Двадцать лет назад судьба журналиста занесла меня на два дня на высокие, поднебесные горы Тянь-Шаня. Собственно, был я в горах больше, чем два дня. Но езда в автомобиле, ночевки в киргизских юртах, фотографирование отар и табунов, питье кумыса и поглощение бешбармака, скачки на спортивном празднике, посещение санатория Джеты-Огус, купание в Иссык-Куле, знакомство с городом Пржевальском – все это не были горы в чистом виде, и поэтому я считаю, что горных дней было только два, когда, покойный теперь, старый альпинист Рудольф Павлович Маречек затащил нас с фотокорреспондентом Тункелем к границам снегов.
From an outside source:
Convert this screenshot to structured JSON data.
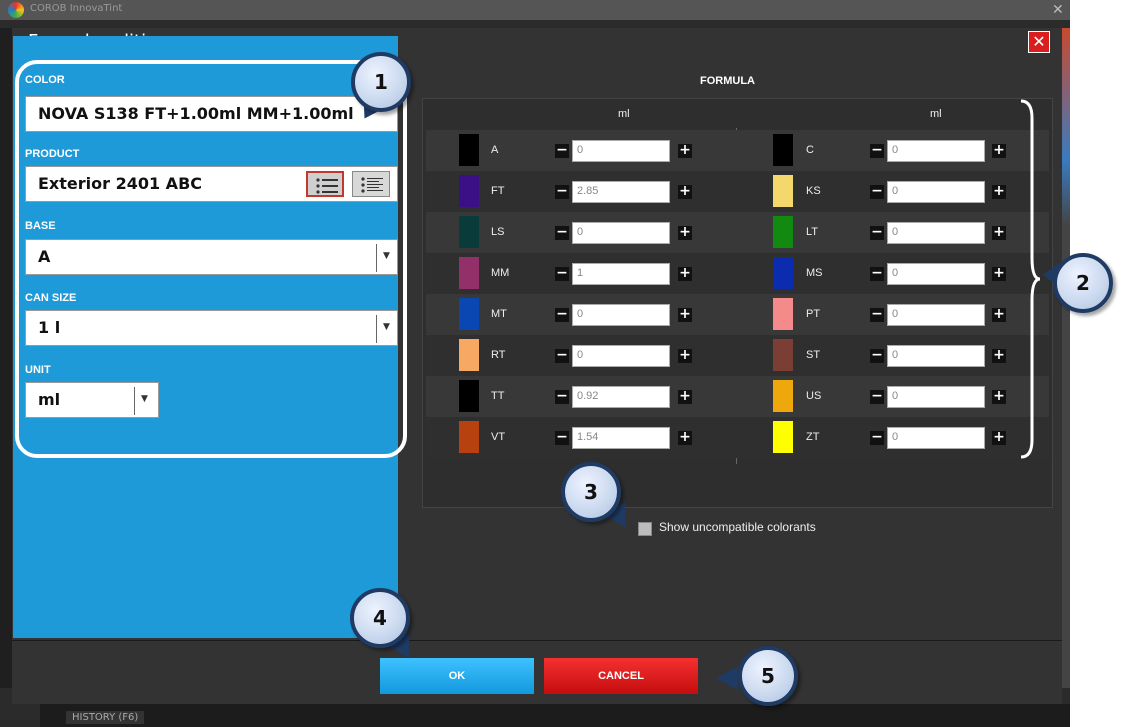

С тех пор отпечатался на листе моей жизни тот самый белоснежный водяной знак, который просвечивал иногда сквозь разноцветные события последующих двадцати лет.
Трудно сказать, почему горы произвели на меня такое неизгладимое впечатление, но я постоянно вспоминал их, не теряя надежды вдохнуть еще раз тот горный воздух, который так сладко, по-раннеапрельски холодит гортань, в то время как губы жжет горячее высокогорное солнце.
Конечно, Маречек провел нас тогда по удобной тропе, и наш поход не имел ничего общего со спортивным альпинистским походом. Но все же шли и карабкались, ночевали около больших камней, жгли костер, видели горных козлов, пили из ручья, гляделись в моренное озерко. По прошествии лет это стало казаться приснившимся, потому что осталось далеко позади и повториться, по всей вероятности, не могло, как все, что остается позади и только обманывает нас: будто стоит захотеть, протянуть руку, нажать на клавиши – и остановить, переменить вращение бобины, как это делаем мы, когда, манипулируя с магнитофоном, хотим вернуться к началу песни, дослушанной почти до конца.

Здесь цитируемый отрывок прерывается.